7. **Digits Dataset**
   - **Description:** Handwritten digit images (0–9) with pixel values, used for classification.
   - **Challenges:** Preprocessing steps like feature scaling and dimensionality reduction add complexity.
   - **Size:** 1,797 records, each with 64 features (an 8x8 pixel image).
   - **Use Case:** Optical character recognition (OCR), computer vision.
   - **Method to Load:** `load_digits()`

---

8. **20 Newsgroups Dataset**
   - **Description:** A text dataset for classification tasks, with the goal of classifying documents into one of 20 different newsgroups based on their content.
   - **Size:** 18,000 posts from newsgroups.
   - **Challenges:** Text classification and natural language processing (NLP).
   - **Use Case:** Text mining and topic modeling.
   - **Method to Load:** `fetch_20newsgroups()`

---

For more information and additional datasets, please visit Kaggle, the UCI Machine Learning Repository, or [scikit-learn's real-world datasets page](https://scikit-learn.org/1.5/datasets/real_world.html).

---

# 4. Choice of Dataset 

The datasets which particularly stood out to us were the forest cover dataset and adult income dataset.

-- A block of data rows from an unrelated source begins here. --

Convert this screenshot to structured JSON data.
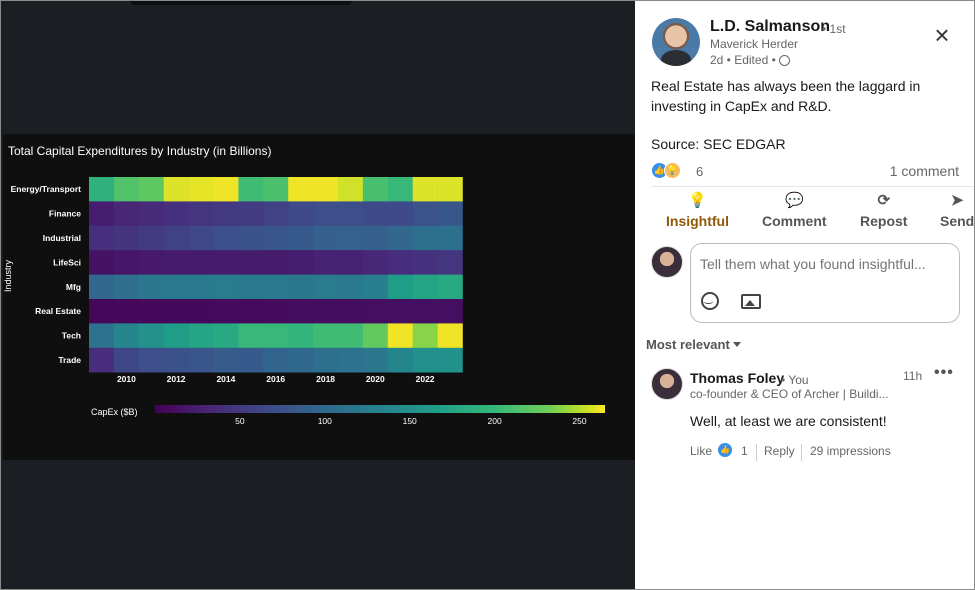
{
  "chart_data": {
    "type": "heatmap",
    "title": "Total Capital Expenditures by Industry (in Billions)",
    "ylabel": "Industry",
    "xlabel": "",
    "industries": [
      "Energy/Transport",
      "Finance",
      "Industrial",
      "LifeSci",
      "Mfg",
      "Real Estate",
      "Tech",
      "Trade"
    ],
    "years": [
      2009,
      2010,
      2011,
      2012,
      2013,
      2014,
      2015,
      2016,
      2017,
      2018,
      2019,
      2020,
      2021,
      2022,
      2023
    ],
    "x_tick_labels": [
      2010,
      2012,
      2014,
      2016,
      2018,
      2020,
      2022
    ],
    "values": [
      [
        190,
        215,
        222,
        258,
        260,
        262,
        205,
        212,
        262,
        262,
        255,
        210,
        200,
        258,
        258
      ],
      [
        25,
        32,
        36,
        42,
        46,
        50,
        52,
        58,
        66,
        72,
        72,
        68,
        66,
        75,
        80
      ],
      [
        40,
        45,
        52,
        58,
        64,
        72,
        74,
        78,
        84,
        90,
        92,
        90,
        98,
        108,
        110
      ],
      [
        15,
        18,
        20,
        22,
        22,
        22,
        22,
        22,
        25,
        28,
        28,
        32,
        38,
        42,
        46
      ],
      [
        98,
        108,
        118,
        122,
        122,
        125,
        122,
        122,
        120,
        125,
        122,
        128,
        165,
        175,
        180
      ],
      [
        5,
        6,
        6,
        7,
        7,
        8,
        8,
        9,
        10,
        10,
        10,
        11,
        12,
        12,
        12
      ],
      [
        112,
        138,
        152,
        165,
        175,
        180,
        200,
        200,
        195,
        205,
        205,
        225,
        262,
        238,
        262
      ],
      [
        38,
        62,
        72,
        74,
        78,
        86,
        84,
        96,
        100,
        108,
        112,
        118,
        136,
        150,
        150
      ]
    ],
    "colorbar_label": "CapEx ($B)",
    "colorbar_range": [
      0,
      265
    ],
    "colorbar_ticks": [
      50,
      100,
      150,
      200,
      250
    ],
    "colormap": "viridis"
  },
  "post": {
    "author_name": "L.D. Salmanson",
    "degree": "• 1st",
    "author_title": "Maverick Herder",
    "meta": "2d • Edited •",
    "text": "Real Estate has always been the laggard in investing in CapEx and R&D.",
    "source": "Source: SEC EDGAR",
    "reaction_count": "6",
    "comment_count": "1 comment",
    "close_icon": "×"
  },
  "actions": {
    "insightful": "Insightful",
    "comment": "Comment",
    "repost": "Repost",
    "send": "Send"
  },
  "composer": {
    "placeholder": "Tell them what you found insightful..."
  },
  "sort_label": "Most relevant",
  "comment": {
    "name": "Thomas Foley",
    "badge": "• You",
    "time": "11h",
    "more": "•••",
    "headline": "co-founder & CEO of Archer | Buildi...",
    "text": "Well, at least we are consistent!",
    "like": "Like",
    "reaction_count": "1",
    "reply": "Reply",
    "impressions": "29 impressions"
  },
  "colors": {
    "insightful": "#915907",
    "link_blue": "#0a66c2"
  }
}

These datasets present a variety of challenges and opportunities for applying classification and regression techniques. They are also excellent for testing advanced methods for handling imbalanced data (e.g., synthetic minority oversampling technique -- SMOTE), and for handling missing data (e.g., imputation).

After an in-person meeting and online WhatsApp discussions, we settled on using the adult income dataset.

# 5. Conclusion

This document shows the thought process behind making our choice to analyse the adult income dataset. The next documents will describe the models we explored.